Single burial mounds from the Neolithic period
The first peasants dolmens and passage graves were intended to contain many deceased and were generally a long way from the river Kongeå.
Later single mounds, however, were located closer to the watercourse, where the dead Stone Age peasants were now buried individually. This explains the term 'single grave culture', which lasted from 2800 to 2400 BC. The burial mounds of this period were round with an original height that rarely exceeded 2 metres.
Because of the modest dimensions, all single burial mounds that were located along the river Kongeå, have been ploughed over today. Some can just be discerned as weak ridges and light patches in the fields, while others have completely disappeared from the surface. Preserved single burial mounds are found almost exclusively on protected moorland in West Jutland
Taking battle axes to the grave
Men from that time with individual graves were buried with battle axes. This was an elegant weapon of rock with a drilled handel. Work axes, flint cleavers and clay vessels could also be part of their buried goods.
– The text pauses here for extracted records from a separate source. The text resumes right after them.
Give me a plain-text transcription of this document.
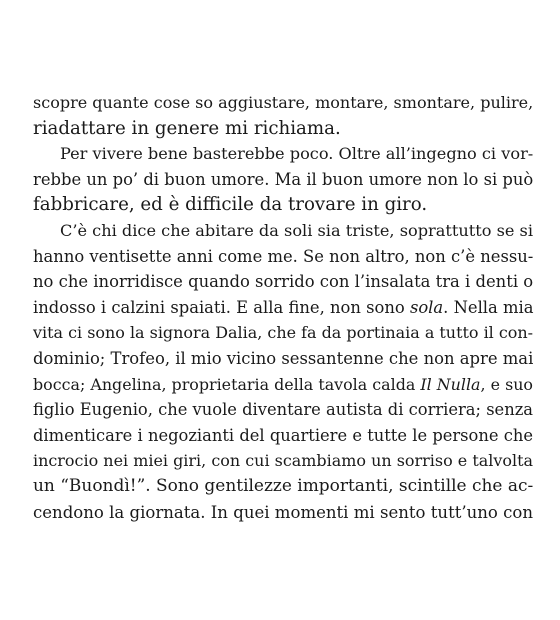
scopre quante cose so aggiustare, montare, smontare, pulire,
riadattare in genere mi richiama.
Per vivere bene basterebbe poco. Oltre all’ingegno ci vor-
rebbe un po’ di buon umore. Ma il buon umore non lo si può
fabbricare, ed è difficile da trovare in giro.
C’è chi dice che abitare da soli sia triste, soprattutto se si
hanno ventisette anni come me. Se non altro, non c’è nessu-
no che inorridisce quando sorrido con l’insalata tra i denti o
indosso i calzini spaiati. E alla fine, non sono sola. Nella mia
vita ci sono la signora Dalia, che fa da portinaia a tutto il con-
dominio; Trofeo, il mio vicino sessantenne che non apre mai
bocca; Angelina, proprietaria della tavola calda Il Nulla, e suo
figlio Eugenio, che vuole diventare autista di corriera; senza
dimenticare i negozianti del quartiere e tutte le persone che
incrocio nei miei giri, con cui scambiamo un sorriso e talvolta
un “Buondì!”. Sono gentilezze importanti, scintille che ac-
cendono la giornata. In quei momenti mi sento tutt’uno con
Women often took amber jewellery of to the grave with them. The most digified women wore chains with hundreds of amber beads. In the oldest individual graves, the corpse was placed in the sleeping position, where men were laid on the right side and the women on the left. Later, outstretched positions became more common.
Meter-high earth dome
The Jutland single burial mound was constructed in three phases. The oldest graves were dug down into the ground and a meter-high land dome was constructed above them.
The next generations of dead were buried in the low burial mounds, so the bottom of the grave was at surface level. An earth mound was moulded above this, which the last single burial people were buried in. They lay in the actual mound filling and another low burial mound was placed above them. The burial mounds therefore grew in size, but they rarely reached more than two metres in height and 8 metres in circumference.
The sad remains
Many single burial mounds have been ploughed over at Kongeå Valley, especially on the north side of the river. When driving along Kongeåvejen between Skibelund and Sønderskov, your eye is drawn to some light, rounded and slightly raised spots on the freshly ploughed fields on the north side of the road. These are the sad remains of the single burial mounds in the area
But where did the deceased individuals from the single burial mounds live? Generally only a few houses have been found from that period, but 1 km north of here, a small house-remnant with a dug-out floor has been found. It represents a small farm from the end of the single grave culture's time, which was built on the current Kongehøj south of Askov.
Recommended literature
P.V. Glob 1945. Studier over den jyske Enkeltgravskultur. Aarbøger for Nordisk Oldkyndighed og Historie 1944, p. 1-283.